A Year in the Woods

I’m nearing the end of what I expect to be the final revision of a memoir I’ve been working on for a number of years. It’s focused on a year my wife Sylvia and I lived in the woods on an island off the coast of Washington State. I was on my first sabbatical as a professor and was hoping for a peaceful year dedicated to writing and living simply. But that year turned out to be something else entirely. It was, as the book’s subtitle says, A Year In the Wilds of Nature, Death and Art.

With its meditations on solitude, simplicity, living a life of meaning, and the healing power of nature, I’m hoping the book will resonate with people who have spent the past year contemplating those kinds of things.

Here’s an excerpt from the introduction:

As I neared the fawn, it settled down, not in a conscious way but in the manner of dying. A leg twitched. Then its jaw. Then it lay still. I studied the white patch on its side, the way its sable hair gave way to its black hooves. The eye I could see was still open but I didn’t want to look at it. I didn’t want to see the dimming, the dullness, the loss of lucidity I’d seen in the deer that grazed around the cabins. In the end, I looked anyway, and what I saw moved me deeply. The eye looked limpid, liquid, and peaceful, like water I could see to the depths of, and it had a quality to it I hadn’t seen in the living. There is this, at least, in death it seemed to say: an absence of pain. Of fear. Of worry. It seemed the kindest eye I’d ever seen, the kind I wished to turn myself toward animals and trees and people.

The Next Book: A Year in the Woods in the San Juan Islands

In 2006, Sylvia and I decided to spend my first sabbatical on a triangle of waterfront land her parents had purchased in the 1960s.  The land lay on the south end of Lopez Island, one of the San Juan Islands in Washington State.  It had two small cabins on it, neither of which had ever been lived in for more than a few summer weeks.  There were other cabins and even houses nearby, but almost no one stayed on or even visited that part of the island in the off-season.  (When we told one permanent resident that we would be staying through the winter, he said, “Now there will be three lights on the bay.”  It’s a BIG bay.)  Our plan was that we would sleep (and Sylvia would work) in the larger cabin (about 600 square feet) and I would do my writing in the smaller one (maybe 400 sq. ft.),  a former tent platform that had been walled in.

We moved up in June with high hopes and clear intentions, but almost as soon as we had settled in, things took an unexpected turn.  We learned the truth in John Lennon’s words, “Life is what happens to you while you’re busy making other plans.”

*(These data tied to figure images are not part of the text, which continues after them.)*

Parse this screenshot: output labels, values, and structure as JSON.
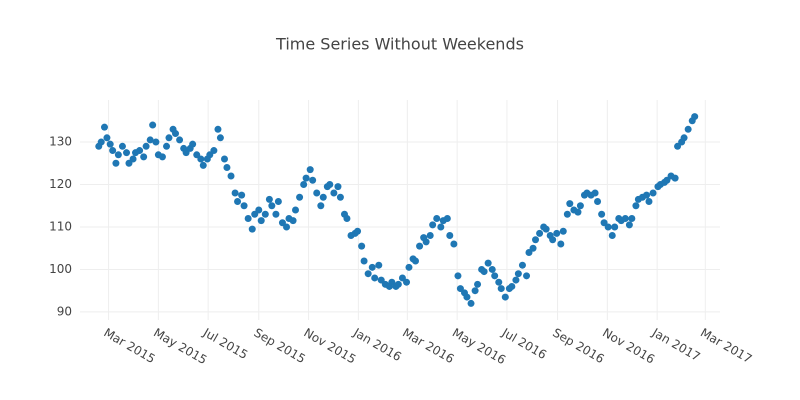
{
  "chart_data": {
    "type": "scatter",
    "title": "Time Series Without Weekends",
    "color": "#1f77b4",
    "grid": true,
    "xlim": [
      "2015-01-25",
      "2017-03-19"
    ],
    "ylim": [
      88.1,
      139.9
    ],
    "yticks": [
      90,
      100,
      110,
      120,
      130
    ],
    "xticks": [
      {
        "value": "2015-03-01",
        "label": "Mar 2015"
      },
      {
        "value": "2015-05-01",
        "label": "May 2015"
      },
      {
        "value": "2015-07-01",
        "label": "Jul 2015"
      },
      {
        "value": "2015-09-01",
        "label": "Sep 2015"
      },
      {
        "value": "2015-11-01",
        "label": "Nov 2015"
      },
      {
        "value": "2016-01-01",
        "label": "Jan 2016"
      },
      {
        "value": "2016-03-01",
        "label": "Mar 2016"
      },
      {
        "value": "2016-05-01",
        "label": "May 2016"
      },
      {
        "value": "2016-07-01",
        "label": "Jul 2016"
      },
      {
        "value": "2016-09-01",
        "label": "Sep 2016"
      },
      {
        "value": "2016-11-01",
        "label": "Nov 2016"
      },
      {
        "value": "2017-01-01",
        "label": "Jan 2017"
      },
      {
        "value": "2017-03-01",
        "label": "Mar 2017"
      }
    ],
    "x": [
      "2015-02-17",
      "2015-02-20",
      "2015-02-24",
      "2015-02-27",
      "2015-03-03",
      "2015-03-06",
      "2015-03-10",
      "2015-03-13",
      "2015-03-18",
      "2015-03-23",
      "2015-03-26",
      "2015-03-31",
      "2015-04-03",
      "2015-04-08",
      "2015-04-13",
      "2015-04-16",
      "2015-04-21",
      "2015-04-24",
      "2015-04-28",
      "2015-05-01",
      "2015-05-06",
      "2015-05-11",
      "2015-05-14",
      "2015-05-19",
      "2015-05-22",
      "2015-05-27",
      "2015-06-01",
      "2015-06-04",
      "2015-06-09",
      "2015-06-12",
      "2015-06-17",
      "2015-06-22",
      "2015-06-25",
      "2015-06-30",
      "2015-07-03",
      "2015-07-08",
      "2015-07-13",
      "2015-07-16",
      "2015-07-21",
      "2015-07-24",
      "2015-07-29",
      "2015-08-03",
      "2015-08-06",
      "2015-08-11",
      "2015-08-14",
      "2015-08-19",
      "2015-08-24",
      "2015-08-27",
      "2015-09-01",
      "2015-09-04",
      "2015-09-09",
      "2015-09-14",
      "2015-09-17",
      "2015-09-22",
      "2015-09-25",
      "2015-09-30",
      "2015-10-05",
      "2015-10-08",
      "2015-10-13",
      "2015-10-16",
      "2015-10-21",
      "2015-10-26",
      "2015-10-29",
      "2015-11-03",
      "2015-11-06",
      "2015-11-11",
      "2015-11-16",
      "2015-11-19",
      "2015-11-24",
      "2015-11-27",
      "2015-12-02",
      "2015-12-07",
      "2015-12-10",
      "2015-12-15",
      "2015-12-18",
      "2015-12-23",
      "2015-12-28",
      "2015-12-31",
      "2016-01-05",
      "2016-01-08",
      "2016-01-13",
      "2016-01-18",
      "2016-01-21",
      "2016-01-26",
      "2016-01-29",
      "2016-02-03",
      "2016-02-08",
      "2016-02-11",
      "2016-02-16",
      "2016-02-19",
      "2016-02-24",
      "2016-02-29",
      "2016-03-03",
      "2016-03-08",
      "2016-03-11",
      "2016-03-16",
      "2016-03-21",
      "2016-03-24",
      "2016-03-29",
      "2016-04-01",
      "2016-04-06",
      "2016-04-11",
      "2016-04-14",
      "2016-04-19",
      "2016-04-22",
      "2016-04-27",
      "2016-05-02",
      "2016-05-05",
      "2016-05-10",
      "2016-05-13",
      "2016-05-18",
      "2016-05-23",
      "2016-05-26",
      "2016-05-31",
      "2016-06-03",
      "2016-06-08",
      "2016-06-13",
      "2016-06-16",
      "2016-06-21",
      "2016-06-24",
      "2016-06-29",
      "2016-07-04",
      "2016-07-07",
      "2016-07-12",
      "2016-07-15",
      "2016-07-20",
      "2016-07-25",
      "2016-07-28",
      "2016-08-02",
      "2016-08-05",
      "2016-08-10",
      "2016-08-15",
      "2016-08-18",
      "2016-08-23",
      "2016-08-26",
      "2016-08-31",
      "2016-09-05",
      "2016-09-08",
      "2016-09-13",
      "2016-09-16",
      "2016-09-21",
      "2016-09-26",
      "2016-09-29",
      "2016-10-04",
      "2016-10-07",
      "2016-10-12",
      "2016-10-17",
      "2016-10-20",
      "2016-10-25",
      "2016-10-28",
      "2016-11-02",
      "2016-11-07",
      "2016-11-10",
      "2016-11-15",
      "2016-11-18",
      "2016-11-23",
      "2016-11-28",
      "2016-12-01",
      "2016-12-06",
      "2016-12-09",
      "2016-12-14",
      "2016-12-19",
      "2016-12-22",
      "2016-12-27",
      "2017-01-02",
      "2017-01-05",
      "2017-01-10",
      "2017-01-13",
      "2017-01-18",
      "2017-01-23",
      "2017-01-26",
      "2017-01-31",
      "2017-02-03",
      "2017-02-08",
      "2017-02-13",
      "2017-02-16"
    ],
    "values": [
      129,
      130,
      133.5,
      131,
      129.5,
      128,
      125,
      127,
      129,
      127.5,
      125,
      126,
      127.5,
      128,
      126.5,
      129,
      130.5,
      134,
      130,
      127,
      126.5,
      129,
      131,
      133,
      132,
      130.5,
      128.5,
      127.5,
      128.5,
      129.5,
      127,
      126,
      124.5,
      126,
      127,
      128,
      133,
      131,
      126,
      124,
      122,
      118,
      116,
      117.5,
      115,
      112,
      109.5,
      113,
      114,
      111.5,
      113,
      116.5,
      115,
      113,
      116,
      111,
      110,
      112,
      111.5,
      114,
      117,
      120,
      121.5,
      123.5,
      121,
      118,
      115,
      117,
      119.5,
      120,
      118,
      119.5,
      117,
      113,
      112,
      108,
      108.5,
      109,
      105.5,
      102,
      99,
      100.5,
      98,
      101,
      97.5,
      96.5,
      96,
      97,
      96,
      96.5,
      98,
      97,
      100.5,
      102.5,
      102,
      105.5,
      107.5,
      106.5,
      108,
      110.5,
      112,
      110,
      111.5,
      112,
      108,
      106,
      98.5,
      95.5,
      94.5,
      93.5,
      92,
      95,
      96.5,
      100,
      99.5,
      101.5,
      100,
      98.5,
      97,
      95.5,
      93.5,
      95.5,
      96,
      97.5,
      99,
      101,
      98.5,
      104,
      105,
      107,
      108.5,
      110,
      109.5,
      108,
      107,
      108.5,
      106,
      109,
      113,
      115.5,
      114,
      113.5,
      115,
      117.5,
      118,
      117.5,
      118,
      116,
      113,
      111,
      110,
      108,
      110,
      112,
      111.5,
      112,
      110.5,
      112,
      115,
      116.5,
      117,
      117.5,
      116,
      118,
      119.5,
      120,
      120.5,
      121,
      122,
      121.5,
      129,
      130,
      131,
      133,
      135,
      136
    ]
  }
}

I’ve started writing a memoir based on journal entries I made during that sabbatical year: a recording of life as it happened to us despite our well-intentioned plans.  Over the next weeks and maybe months, I plan to post short excerpts from those journal entries as I work on my book.  To kick things off, here’s a portion of the first entry I made on the island that year, on July 24:

“We are up here for good at last, and it is a gorgeous day.  No clouds, just sun on slightly ruffled water.  The air is still, the only sounds the cries of seagulls and the putt-putt-putt of a single boat.  My allergies lie dormant.  I slept amazingly well.  For half an hour before getting up I lay half-awake in a blissful state.  I foresee a sweet time ahead.

“What I crave now is quiet, inside and out.  I am in the perfect place for me now.  Other people may not understand that.  Monks would.  Some of them anyway.  Bob [Lax] would.  When you are ready for it, nothing is a greater gift than quiet.  Silence.  To reach that state of readiness, though, you must become vulnerable.  Easily wounded.  You must pass through a period of withdrawal that may include irritation, psychic pain, worry and even fear.  I know my soul isn’t settled yet.  I am not yet like a baby quieted at its mother’s breast, as the psalm suggests.  I am close, though.  I desire quiet—and to be quiet—more than anything.  I am still enough to pause as I reach for a drink and admire the beauty of a glass of water in the morning sun.

“In this quiet, I seek to be—to become—peaceful, a man of peace.  I seek peace in a way and to a depth I haven’t in a long time.  I’m not sure I was capable of it before but I feel capable now.  I am a thirsty deer thrusting my head toward the still pond.

“While I’m up here I want to lose my anger, my impatience, my frustration.  I want to establish reservoirs of love, peacefulness and good will.  I want to rid myself of small thoughts about my career and shift back to thinking about the needs of the poor and suffering in this world.  I want to read and write and enjoy the bounty of nature.”